Anvisa atualiza regras para vacinas contra a Covid-19 e define nova variante como referência
Imunizantes deverão ser monovalentes e direcionados à variante LP.8.1; vacinas já distribuídas poderão ser utilizadas por até nove meses

A Agência Nacional de Vigilância Sanitária (Anvisa) publicou novas diretrizes para a composição das vacinas contra a Covid-19 utilizadas no Brasil. A atualização foi oficializada por meio de uma Instrução Normativa divulgada nesta quinta-feira (9) no Diário Oficial da União e busca adequar os imunizantes às variantes mais recentes do coronavírus.
Pelas novas regras, as vacinas deverão ser monovalentes, ou seja, desenvolvidas para estimular resposta imunológica contra uma única linhagem do SARS-CoV-2. A variante LP.8.1 passa a ser o antígeno preferencial para a fabricação dos imunizantes.
A norma também permite o uso de variantes derivadas da cepa JN.1, como XFG e NB.1.8.1, desde que os fabricantes comprovem que elas oferecem uma resposta ampla e eficaz por meio da produção de anticorpos neutralizantes.
As vacinas registradas, produzidas ou distribuídas antes da publicação da nova norma poderão continuar sendo aplicadas por um período de até nove meses. Após esse prazo, elas não poderão mais ser utilizadas.

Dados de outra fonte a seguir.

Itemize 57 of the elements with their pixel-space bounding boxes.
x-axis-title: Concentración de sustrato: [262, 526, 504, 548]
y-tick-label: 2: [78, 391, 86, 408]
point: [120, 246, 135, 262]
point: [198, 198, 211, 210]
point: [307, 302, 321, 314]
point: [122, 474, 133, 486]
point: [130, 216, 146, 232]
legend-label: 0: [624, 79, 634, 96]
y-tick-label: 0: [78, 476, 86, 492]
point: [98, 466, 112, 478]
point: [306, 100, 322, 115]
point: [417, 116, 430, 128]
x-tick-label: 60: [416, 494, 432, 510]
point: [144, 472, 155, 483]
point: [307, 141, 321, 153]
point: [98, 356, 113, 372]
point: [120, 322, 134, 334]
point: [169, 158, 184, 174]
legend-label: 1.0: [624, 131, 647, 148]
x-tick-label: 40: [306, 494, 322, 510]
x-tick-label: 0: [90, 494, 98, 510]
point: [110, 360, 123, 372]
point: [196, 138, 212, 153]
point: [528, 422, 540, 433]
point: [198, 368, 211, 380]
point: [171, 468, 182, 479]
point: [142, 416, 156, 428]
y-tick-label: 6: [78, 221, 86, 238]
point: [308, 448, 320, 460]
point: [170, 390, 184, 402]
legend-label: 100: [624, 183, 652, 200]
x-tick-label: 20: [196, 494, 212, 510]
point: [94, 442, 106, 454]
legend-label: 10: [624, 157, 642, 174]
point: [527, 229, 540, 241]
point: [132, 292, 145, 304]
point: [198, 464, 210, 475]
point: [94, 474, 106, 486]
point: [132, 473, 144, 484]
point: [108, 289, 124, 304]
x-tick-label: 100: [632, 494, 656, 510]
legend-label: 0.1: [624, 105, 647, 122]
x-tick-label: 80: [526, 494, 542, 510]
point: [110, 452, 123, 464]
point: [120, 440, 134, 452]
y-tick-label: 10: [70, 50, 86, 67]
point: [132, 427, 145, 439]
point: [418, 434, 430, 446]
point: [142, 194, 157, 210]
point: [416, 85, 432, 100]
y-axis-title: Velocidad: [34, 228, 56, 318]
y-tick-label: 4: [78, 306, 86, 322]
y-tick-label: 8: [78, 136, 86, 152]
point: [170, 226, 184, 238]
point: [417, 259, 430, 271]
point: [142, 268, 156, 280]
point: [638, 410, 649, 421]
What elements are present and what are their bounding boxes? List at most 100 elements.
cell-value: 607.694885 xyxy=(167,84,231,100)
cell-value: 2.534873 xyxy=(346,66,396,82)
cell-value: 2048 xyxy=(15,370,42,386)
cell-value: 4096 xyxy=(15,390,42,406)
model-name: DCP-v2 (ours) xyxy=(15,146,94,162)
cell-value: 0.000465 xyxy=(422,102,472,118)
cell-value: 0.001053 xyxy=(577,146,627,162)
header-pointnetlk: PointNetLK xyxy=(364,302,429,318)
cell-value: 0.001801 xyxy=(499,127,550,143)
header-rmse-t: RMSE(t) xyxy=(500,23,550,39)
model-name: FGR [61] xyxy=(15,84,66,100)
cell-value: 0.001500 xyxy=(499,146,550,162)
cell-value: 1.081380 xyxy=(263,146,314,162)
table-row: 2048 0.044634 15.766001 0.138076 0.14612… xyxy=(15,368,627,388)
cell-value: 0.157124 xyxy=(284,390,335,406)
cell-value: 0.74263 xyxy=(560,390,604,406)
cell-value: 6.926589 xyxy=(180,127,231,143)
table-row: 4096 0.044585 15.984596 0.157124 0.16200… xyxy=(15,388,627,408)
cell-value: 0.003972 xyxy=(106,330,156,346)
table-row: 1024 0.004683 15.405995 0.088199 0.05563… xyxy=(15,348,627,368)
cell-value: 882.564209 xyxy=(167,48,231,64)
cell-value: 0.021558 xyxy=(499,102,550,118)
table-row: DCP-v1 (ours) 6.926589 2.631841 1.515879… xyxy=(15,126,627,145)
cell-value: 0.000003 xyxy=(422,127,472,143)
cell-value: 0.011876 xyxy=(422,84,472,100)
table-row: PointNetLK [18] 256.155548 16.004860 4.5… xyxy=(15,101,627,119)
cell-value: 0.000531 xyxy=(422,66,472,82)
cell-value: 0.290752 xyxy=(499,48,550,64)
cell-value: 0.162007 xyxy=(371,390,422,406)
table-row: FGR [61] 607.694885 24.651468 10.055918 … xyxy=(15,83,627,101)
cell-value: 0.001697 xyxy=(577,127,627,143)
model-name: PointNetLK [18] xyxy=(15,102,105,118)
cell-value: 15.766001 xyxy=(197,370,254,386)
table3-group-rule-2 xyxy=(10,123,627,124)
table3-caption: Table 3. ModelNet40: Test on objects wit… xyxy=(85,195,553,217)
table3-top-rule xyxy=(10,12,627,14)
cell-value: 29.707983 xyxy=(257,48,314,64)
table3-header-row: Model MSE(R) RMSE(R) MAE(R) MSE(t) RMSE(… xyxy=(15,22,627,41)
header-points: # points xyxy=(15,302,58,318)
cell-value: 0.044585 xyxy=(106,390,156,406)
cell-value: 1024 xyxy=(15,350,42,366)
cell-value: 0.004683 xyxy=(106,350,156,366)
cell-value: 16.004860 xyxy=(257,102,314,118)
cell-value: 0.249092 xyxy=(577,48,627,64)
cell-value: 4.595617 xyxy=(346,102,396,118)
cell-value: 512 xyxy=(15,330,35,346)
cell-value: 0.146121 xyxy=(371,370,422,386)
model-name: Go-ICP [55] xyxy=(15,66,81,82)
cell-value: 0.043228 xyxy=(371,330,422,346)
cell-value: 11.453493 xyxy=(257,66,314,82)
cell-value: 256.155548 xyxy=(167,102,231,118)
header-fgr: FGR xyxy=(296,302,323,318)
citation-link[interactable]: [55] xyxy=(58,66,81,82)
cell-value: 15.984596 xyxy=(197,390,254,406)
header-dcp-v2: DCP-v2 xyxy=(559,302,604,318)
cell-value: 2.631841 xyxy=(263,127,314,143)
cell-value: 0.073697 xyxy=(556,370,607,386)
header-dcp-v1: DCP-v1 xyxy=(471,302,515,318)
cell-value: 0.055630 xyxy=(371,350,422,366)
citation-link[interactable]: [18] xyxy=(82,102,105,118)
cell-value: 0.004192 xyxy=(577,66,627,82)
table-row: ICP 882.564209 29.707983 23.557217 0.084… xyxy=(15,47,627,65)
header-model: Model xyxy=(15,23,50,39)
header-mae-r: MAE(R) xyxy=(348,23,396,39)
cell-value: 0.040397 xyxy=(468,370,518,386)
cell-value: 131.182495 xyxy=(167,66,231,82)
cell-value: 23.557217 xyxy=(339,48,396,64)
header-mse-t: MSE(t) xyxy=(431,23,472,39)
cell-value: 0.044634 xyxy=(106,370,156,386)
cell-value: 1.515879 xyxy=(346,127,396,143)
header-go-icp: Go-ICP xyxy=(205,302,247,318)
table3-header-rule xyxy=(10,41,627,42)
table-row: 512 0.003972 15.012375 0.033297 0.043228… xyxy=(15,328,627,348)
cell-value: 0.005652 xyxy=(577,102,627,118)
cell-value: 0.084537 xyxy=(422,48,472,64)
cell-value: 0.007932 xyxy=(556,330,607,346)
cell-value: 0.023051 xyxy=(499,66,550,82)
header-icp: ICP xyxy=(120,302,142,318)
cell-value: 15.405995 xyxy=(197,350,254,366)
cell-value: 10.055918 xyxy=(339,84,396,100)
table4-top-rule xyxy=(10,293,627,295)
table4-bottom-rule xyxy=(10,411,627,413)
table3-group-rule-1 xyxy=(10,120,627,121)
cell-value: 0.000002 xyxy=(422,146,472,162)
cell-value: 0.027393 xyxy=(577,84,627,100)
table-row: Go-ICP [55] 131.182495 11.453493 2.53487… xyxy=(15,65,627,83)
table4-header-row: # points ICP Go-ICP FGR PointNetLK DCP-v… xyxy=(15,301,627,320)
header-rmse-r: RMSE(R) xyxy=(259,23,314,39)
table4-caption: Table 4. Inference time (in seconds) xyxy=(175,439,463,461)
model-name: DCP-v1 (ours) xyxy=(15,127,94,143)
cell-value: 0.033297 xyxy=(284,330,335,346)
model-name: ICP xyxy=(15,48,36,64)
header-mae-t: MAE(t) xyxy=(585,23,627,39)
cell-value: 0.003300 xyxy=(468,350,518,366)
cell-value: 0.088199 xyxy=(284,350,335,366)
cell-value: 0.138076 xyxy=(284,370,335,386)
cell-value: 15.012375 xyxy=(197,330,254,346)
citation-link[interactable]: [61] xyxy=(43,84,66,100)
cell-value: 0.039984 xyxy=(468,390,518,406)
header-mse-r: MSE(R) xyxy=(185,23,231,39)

A decisão foi aprovada durante a 12ª Reunião Ordinária Pública da Diretoria Colegiada da Anvisa. Segundo a agência, a atualização considera o cenário epidemiológico atual, que ainda registra casos de síndrome gripal associados à Covid-19, reforçando a importância de manter a vacinação alinhada às variantes em circulação.
Por que a composição das vacinas muda?
O coronavírus sofre mutações de forma contínua, o que pode resultar no surgimento de variantes com maior capacidade de escapar parcialmente da proteção conferida por infecções anteriores ou por vacinas desenvolvidas para cepas mais antigas.
Por isso, a composição dos imunizantes é revisada periodicamente para acompanhar a evolução do vírus. O objetivo é aumentar a eficácia da resposta imunológica contra as linhagens predominantes, sem a necessidade de criar uma vacina totalmente nova a cada variante identificada.
A atualização não significa que as versões anteriores perderam completamente a eficácia, mas indica que os imunizantes adaptados às variantes mais recentes tendem a oferecer uma proteção mais direcionada.
Com a publicação da nova Instrução Normativa, a Anvisa substitui a orientação anterior e estabelece o padrão que deverá nortear a produção e o registro das próximas vacinas contra a Covid-19 no país.